Risultato? Processi di emulazione di massa che ambiscono agli standard dilaganti. Diffusione di minorenni che felicemente si prostituiscono per scelta, valutando positivo l’assomigliare alla miriade di ragazze con borse firmate che balzano agli onori delle cronache. Minorenni che violentano e ammazzano loro coetanee. Disoccupazione dilagante tra i giovani, il 45,7% non lavora.
Senza falsi moralismi, ma che futuro stiamo crescendo nelle viscere della nostra società?
Si può continuare ad essere indifferenti? Invece, si può intervenire con una riforma a costo zero, sul lato più reattivo della società, quello culturale?
Quale promotrice dell’Appello Donne e Media, la Rete di associazioni nazionali ed internazionali, degli organismi di parità e rappresentanze professionali che, insieme al quotidiano key4biz, ha varato la prima riforma di genere della Tv pubblica, di questo abbiamo parlato con il Presidente Napolitano, facendo esplicito riferimento al Contratto di servizio in via di rinnovo.
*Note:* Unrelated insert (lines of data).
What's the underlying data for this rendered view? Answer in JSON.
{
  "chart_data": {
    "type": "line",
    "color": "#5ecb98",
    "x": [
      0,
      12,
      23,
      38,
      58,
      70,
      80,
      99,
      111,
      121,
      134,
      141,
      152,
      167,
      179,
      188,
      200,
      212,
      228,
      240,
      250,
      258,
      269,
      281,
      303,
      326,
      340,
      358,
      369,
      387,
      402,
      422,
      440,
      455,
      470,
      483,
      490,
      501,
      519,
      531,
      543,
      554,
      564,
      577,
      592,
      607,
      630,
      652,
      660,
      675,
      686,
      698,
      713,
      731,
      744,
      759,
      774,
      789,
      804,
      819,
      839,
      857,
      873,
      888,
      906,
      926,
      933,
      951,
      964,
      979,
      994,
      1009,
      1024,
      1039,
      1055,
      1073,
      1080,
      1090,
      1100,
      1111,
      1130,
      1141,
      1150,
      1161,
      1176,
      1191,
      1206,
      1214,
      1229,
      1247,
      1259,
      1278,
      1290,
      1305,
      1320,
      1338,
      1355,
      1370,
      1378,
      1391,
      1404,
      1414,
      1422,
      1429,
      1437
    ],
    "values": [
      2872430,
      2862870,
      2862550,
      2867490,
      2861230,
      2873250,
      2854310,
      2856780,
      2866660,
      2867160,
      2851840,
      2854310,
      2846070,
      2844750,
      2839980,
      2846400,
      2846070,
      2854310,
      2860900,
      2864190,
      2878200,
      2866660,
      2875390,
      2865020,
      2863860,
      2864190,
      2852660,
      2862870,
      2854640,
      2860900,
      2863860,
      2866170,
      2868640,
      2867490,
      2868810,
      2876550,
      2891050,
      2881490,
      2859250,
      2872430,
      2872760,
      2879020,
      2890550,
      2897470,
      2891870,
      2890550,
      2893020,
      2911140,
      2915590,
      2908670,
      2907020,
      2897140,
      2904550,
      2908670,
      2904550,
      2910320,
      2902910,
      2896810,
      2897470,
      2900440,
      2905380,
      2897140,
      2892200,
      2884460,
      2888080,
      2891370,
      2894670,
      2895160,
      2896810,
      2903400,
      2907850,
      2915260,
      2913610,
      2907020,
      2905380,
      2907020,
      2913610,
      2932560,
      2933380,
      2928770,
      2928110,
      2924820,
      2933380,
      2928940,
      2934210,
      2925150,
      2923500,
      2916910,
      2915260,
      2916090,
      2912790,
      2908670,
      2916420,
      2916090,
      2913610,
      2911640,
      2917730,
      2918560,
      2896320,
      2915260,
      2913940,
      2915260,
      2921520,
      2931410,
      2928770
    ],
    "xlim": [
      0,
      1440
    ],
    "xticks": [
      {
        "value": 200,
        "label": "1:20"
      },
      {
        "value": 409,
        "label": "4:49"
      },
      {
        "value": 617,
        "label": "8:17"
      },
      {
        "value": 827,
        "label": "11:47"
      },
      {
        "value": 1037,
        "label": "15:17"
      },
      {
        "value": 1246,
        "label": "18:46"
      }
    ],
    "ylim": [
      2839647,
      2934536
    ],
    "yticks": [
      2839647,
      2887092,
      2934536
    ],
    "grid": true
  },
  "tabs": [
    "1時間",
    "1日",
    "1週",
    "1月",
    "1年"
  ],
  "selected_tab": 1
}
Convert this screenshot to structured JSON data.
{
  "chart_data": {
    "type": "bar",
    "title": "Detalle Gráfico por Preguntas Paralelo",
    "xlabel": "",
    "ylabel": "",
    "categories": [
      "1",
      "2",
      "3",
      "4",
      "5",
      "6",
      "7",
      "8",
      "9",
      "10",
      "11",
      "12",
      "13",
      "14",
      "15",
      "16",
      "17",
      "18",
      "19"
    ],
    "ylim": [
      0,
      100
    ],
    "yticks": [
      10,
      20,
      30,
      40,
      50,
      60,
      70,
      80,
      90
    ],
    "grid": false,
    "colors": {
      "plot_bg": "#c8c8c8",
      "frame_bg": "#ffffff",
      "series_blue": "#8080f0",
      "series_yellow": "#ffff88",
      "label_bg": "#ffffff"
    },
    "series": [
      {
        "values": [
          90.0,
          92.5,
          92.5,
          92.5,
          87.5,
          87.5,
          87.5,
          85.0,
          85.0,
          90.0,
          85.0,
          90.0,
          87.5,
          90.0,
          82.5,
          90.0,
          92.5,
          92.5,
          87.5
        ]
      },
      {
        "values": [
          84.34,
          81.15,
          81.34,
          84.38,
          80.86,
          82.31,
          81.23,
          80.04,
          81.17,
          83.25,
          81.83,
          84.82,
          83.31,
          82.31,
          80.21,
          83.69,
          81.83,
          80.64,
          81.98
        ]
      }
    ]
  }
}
Rimettere al centro il merito e offrire una rappresentazione più plurale delle donne che vivono e operano nel nostro Paese possono diventare due obiettivi prioritari del servizio pubblico televisivo, per dare alla società una scossa culturale, il segnale di un cambio di passo per superare la sfiducia che porta alla rassegnazione, un incoraggiamento a credere che migliorare si può, meritandolo.
La Rai, uno dei principali attori della produzione mediatica, finanziata anche con il contributo dei cittadini, può dare un contributo tangibile su questo fronte. Abbiamo lanciato la proposta di un Talent sul merito. Attendiamo dal 7 marzo 2012 che Rai metta in campo la serie di puntate sul Talento delle Donne, come annunciato pubblicamente. Abbiamo presentato una serie di emendamenti al Contratto di Servizio pubblico, che indica i doveri della concessionaria, per rimettere al centro della produzione Rai questi temi. L’auspicio è che tutto il management Rai colga l’urgenza del segnale. Alla Presidente della Rai, Anna Maria Tarantola, chiediamo di gettare il cuore oltre gli ostacoli.